A China parece estar aberta para mais executivos americanos como o Elon Musk. Durante uma frenética reunião de 44 horas em Pequim e Xangai, o CEO da Tesla e do Twitter foi celebrado por comentaristas do Partido Comunista Chinês como um aliado em oposição a uma aparente campanha americana para separar as duas maiores economias do mundo.
“Se separar da China significa dissociar-se da oportunidade, se separar do futuro”, escreveu Xiake Dao, um blog afiliado ao Diário do Povo, o jornal oficial do partido chinês. “Mesmo que a Casa Branca concorde com os argumentos a favor da separação, ‘os Musks’ [do mundo] não concordarão.”
Musk, que faz sua primeira viagem à China em três anos, aparentemente se sentiu da mesma forma (embora o Twitter esteja bloqueado na China e Musk não tenha tuitado durante sua estadia no país). De acordo com relatos chineses, ele disse ao ministro das Relações Exteriores que a China e os Estados Unidos eram “gêmeos siamenses” com interesses inseparáveis.

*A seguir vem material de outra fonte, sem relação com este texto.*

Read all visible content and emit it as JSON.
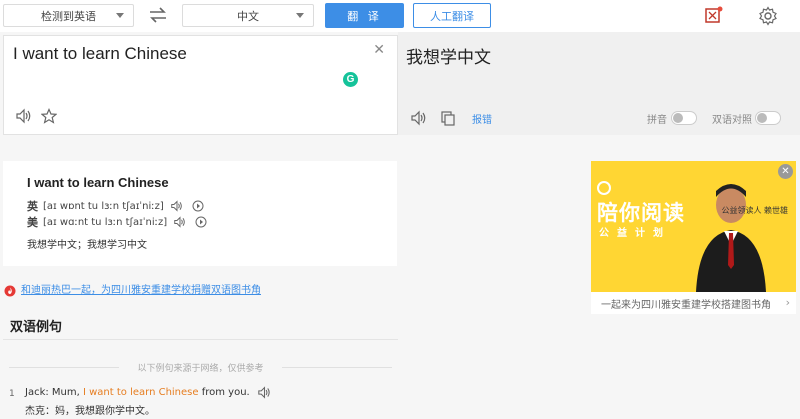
{
  "toolbar": {
    "source_lang": "检测到英语",
    "target_lang": "中文",
    "translate_label": "翻 译",
    "human_translate_label": "人工翻译"
  },
  "source": {
    "text": "I want to learn Chinese"
  },
  "target": {
    "text": "我想学中文",
    "report_label": "报错",
    "pinyin_label": "拼音",
    "bilingual_label": "双语对照"
  },
  "dict": {
    "word": "I want to learn Chinese",
    "uk_tag": "英",
    "uk_phonetic": "[aɪ wɒnt tu lɜːn  tʃaɪˈniːz]",
    "us_tag": "美",
    "us_phonetic": "[aɪ wɑːnt tu lɜːn  tʃaɪˈniːz]",
    "meaning": "我想学中文；我想学习中文"
  },
  "banner": {
    "link": "和迪丽热巴一起，为四川雅安重建学校捐赠双语图书角"
  },
  "ad": {
    "title": "陪你阅读",
    "subtitle": "公益计划",
    "name": "公益领读人 赖世雄",
    "caption": "一起来为四川雅安重建学校搭建图书角"
  },
  "examples": {
    "section_title": "双语例句",
    "source_note": "以下例句来源于网络，仅供参考",
    "items": [
      {
        "num": "1",
        "en_prefix": "Jack: Mum, ",
        "en_highlight": "I want to learn Chinese",
        "en_suffix": " from you.",
        "zh": "杰克：妈，我想跟你学中文。"
      }
    ]
  },
  "colors": {
    "accent": "#3d8ee6",
    "highlight": "#e67e22",
    "ad_bg": "#ffd633"
  }
}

A viagem foi uma vitória em termos de propaganda para a campanha cada vez mais intensa de Pequim para sinalizar a abertura ao investimento estrangeiro, depois que meses de repressões imprevisíveis e politicamente motivadas alimentaram os temores de piora do ambiente de negócios no país.
Até o momento, as promessas da China não acalmaram o alarme das corporações internacionais em relação a uma lei atualizada de contraespionagem e às batidas policiais em empresas de consultoria globais nas últimas semanas, durante as quais funcionários foram detidos em pelo menos uma delas. Até mesmo a Câmara de Comércio dos EUA alertou que “a política declarada de abertura da China e o desejo de atrair novos investimentos estrangeiros e exportações” dos EUA não é isenta de riscos.
Visitas de investidores à China
Apesar dos receios, Pequim está estendendo o tapete vermelho para executivos americanos visitantes, e não apenas para Musk.
O CEO do JPMorgan, Jamie Dimon, e o CEO da Starbucks, Laxman Narasimhan, também estiveram na capital chinesa esta semana e reforçaram seus próprios interesses comerciais. Pequim, em paralelo, tenta atrair o lobby empresarial americano, que tradicionalmente se opõe às políticas mais agressivas de Washington para a China.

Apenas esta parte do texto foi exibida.